L’appartement déséquilibré, c’est un projet de peinture que j’ai mené dans mon appartement, en considérant toutes les surfaces de ce lieu comme de parfaits supports pour une recherche de couleur et de lumière, avant tout une recherche de beauté. Avant cela, je peignais dans une pièce de cet appartement sur du bois, du verre, de la toile, du tissu, du papier, aimant la texture et la vie qu’apportaient aux tableaux ces matériaux trouvés pour la plupart. Je décidai un jour de peindre sur les murs, les fenêtres et les meubles.

L’appartement déséquilibré, ce sont des centaines d’actes de peinture, de réparation, de pose d’enduits, d’achats, de trop nombreux achats de matériel, de dépenses d’argent sans retour, de journées désordonnées faites de vide puis de trop-plein, d’incapacité d’agir puis de tentatives sans cesse répétées et parfois efficaces de donner une forme visible à ce rêve de l’appartement peint.

L’appartement déséquilibré, c’est également le nom d’un texte écrit en parallèle à ce projet (visible sur le site de l’auteur François Bon). J'ai commencé ce texte et ces peintures au même moment, à la suite d'un évènement tragique : un incendie dans l'appartement situé en dessous de celui où je vivais, à Paris, l'après-midi du 22 février 2016. Une personne décéda. L’immeuble en fut totalement transformé, en apparence et en profondeur. Peindre l'appartement, c'était tenter de répondre à un déséquilibre inattendu.

L'incendie a redécoré mon appartement. Tout y est devenu gris et sale, de même dans mon atelier. Mes tentatives antérieures, consacrées à peindre une surface d'une certaine couleur et texture jusqu'à ce qu'elle semble tel un extrait de lumière, s'annulèrent. Je me renfermai dans l'appartement devenu caverneux. Je m'embrouillai dans un nœud de sensations, me désintéressant du monde extérieur, il ne restait plus que le feu et moi, son obscurité et mon désir de lumière.


Tentatives d'extraire la lumière


Je n'ai pu m'empêcher de penser que les surfaces de cet immeuble laissaient transparaître ce qui l'habitait désormais, une pulsion destructrice, morbide, menaçante... Je décidai de les peindre pour effacer cette présence obscure. À l’expressionnisme du feu j’opposai mon minimalisme. À sa noirceur mes couleurs. À sa rapidité ma lenteur.
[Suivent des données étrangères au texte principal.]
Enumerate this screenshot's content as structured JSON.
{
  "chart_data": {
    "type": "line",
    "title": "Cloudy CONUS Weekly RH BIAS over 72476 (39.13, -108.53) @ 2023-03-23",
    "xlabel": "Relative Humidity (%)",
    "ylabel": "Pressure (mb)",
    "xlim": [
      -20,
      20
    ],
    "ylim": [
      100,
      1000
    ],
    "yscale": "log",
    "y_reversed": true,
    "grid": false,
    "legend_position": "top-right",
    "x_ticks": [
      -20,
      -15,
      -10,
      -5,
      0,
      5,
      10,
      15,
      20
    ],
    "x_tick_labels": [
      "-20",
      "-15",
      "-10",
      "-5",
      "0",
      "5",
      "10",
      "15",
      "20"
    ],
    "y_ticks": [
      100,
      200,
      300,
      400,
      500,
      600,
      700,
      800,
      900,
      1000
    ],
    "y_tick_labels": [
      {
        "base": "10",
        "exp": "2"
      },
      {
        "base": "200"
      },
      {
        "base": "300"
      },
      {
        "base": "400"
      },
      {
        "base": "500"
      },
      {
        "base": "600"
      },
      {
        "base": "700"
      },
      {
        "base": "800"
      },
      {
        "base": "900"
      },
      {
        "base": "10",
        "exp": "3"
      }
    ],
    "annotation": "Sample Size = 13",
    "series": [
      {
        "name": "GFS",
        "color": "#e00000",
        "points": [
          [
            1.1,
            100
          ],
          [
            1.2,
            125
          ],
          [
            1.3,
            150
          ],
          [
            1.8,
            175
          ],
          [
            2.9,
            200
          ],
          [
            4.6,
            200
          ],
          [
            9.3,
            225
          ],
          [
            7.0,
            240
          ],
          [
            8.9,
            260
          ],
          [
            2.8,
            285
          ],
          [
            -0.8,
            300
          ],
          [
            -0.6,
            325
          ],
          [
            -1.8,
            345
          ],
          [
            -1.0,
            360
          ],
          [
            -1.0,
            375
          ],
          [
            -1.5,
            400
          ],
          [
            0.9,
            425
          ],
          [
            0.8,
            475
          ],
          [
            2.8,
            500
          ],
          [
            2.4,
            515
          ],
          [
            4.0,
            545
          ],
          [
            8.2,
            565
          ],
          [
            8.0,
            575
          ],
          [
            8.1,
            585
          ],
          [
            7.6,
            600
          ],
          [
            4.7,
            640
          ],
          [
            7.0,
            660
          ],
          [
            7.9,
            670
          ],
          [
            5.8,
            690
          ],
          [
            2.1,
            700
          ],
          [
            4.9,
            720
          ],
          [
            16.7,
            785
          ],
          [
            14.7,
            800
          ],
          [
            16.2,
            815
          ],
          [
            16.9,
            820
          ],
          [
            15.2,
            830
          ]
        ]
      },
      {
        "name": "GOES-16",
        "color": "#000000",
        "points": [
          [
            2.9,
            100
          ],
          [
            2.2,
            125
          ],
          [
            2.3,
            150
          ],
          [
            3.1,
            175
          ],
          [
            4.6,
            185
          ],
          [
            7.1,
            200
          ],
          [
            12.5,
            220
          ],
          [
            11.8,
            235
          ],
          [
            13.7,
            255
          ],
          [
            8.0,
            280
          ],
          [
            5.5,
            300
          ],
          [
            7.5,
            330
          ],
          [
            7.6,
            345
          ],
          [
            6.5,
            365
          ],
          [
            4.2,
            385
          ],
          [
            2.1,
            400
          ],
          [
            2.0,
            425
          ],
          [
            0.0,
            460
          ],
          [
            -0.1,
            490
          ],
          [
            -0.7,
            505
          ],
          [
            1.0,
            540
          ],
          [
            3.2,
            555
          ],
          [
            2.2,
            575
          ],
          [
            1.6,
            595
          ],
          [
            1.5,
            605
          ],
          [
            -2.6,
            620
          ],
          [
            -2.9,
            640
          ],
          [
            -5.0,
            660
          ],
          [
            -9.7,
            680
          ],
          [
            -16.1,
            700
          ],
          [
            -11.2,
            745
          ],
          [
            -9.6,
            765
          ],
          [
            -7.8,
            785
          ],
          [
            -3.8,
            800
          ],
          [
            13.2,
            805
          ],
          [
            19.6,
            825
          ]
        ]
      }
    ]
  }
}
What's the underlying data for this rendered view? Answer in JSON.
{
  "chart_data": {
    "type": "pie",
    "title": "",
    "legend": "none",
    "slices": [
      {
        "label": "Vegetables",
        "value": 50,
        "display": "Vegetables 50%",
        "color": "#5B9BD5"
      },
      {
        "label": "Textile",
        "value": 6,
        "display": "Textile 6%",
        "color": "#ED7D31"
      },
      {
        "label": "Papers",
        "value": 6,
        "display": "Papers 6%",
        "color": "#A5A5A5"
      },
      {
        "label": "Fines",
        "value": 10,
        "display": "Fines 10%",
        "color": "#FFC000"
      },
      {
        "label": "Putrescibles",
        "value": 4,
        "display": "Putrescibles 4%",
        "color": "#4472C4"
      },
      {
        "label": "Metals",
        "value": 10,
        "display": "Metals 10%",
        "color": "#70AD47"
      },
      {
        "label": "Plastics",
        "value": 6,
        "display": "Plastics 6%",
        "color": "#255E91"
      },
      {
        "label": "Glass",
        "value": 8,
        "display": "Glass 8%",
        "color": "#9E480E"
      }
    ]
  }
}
Mais l’appartement déséquilibré, ce sont aussi ces pages. Tel un appartement aux nombreuses pièces, où chaque tableau est présenté sur une page aux murs blancs. Avec cet espace, je veux évoquer l'appartement intérieur de chacun, son déséquilibre ou équilibre, et l'endroit où pour chacun encore il se trouble ou se trouve.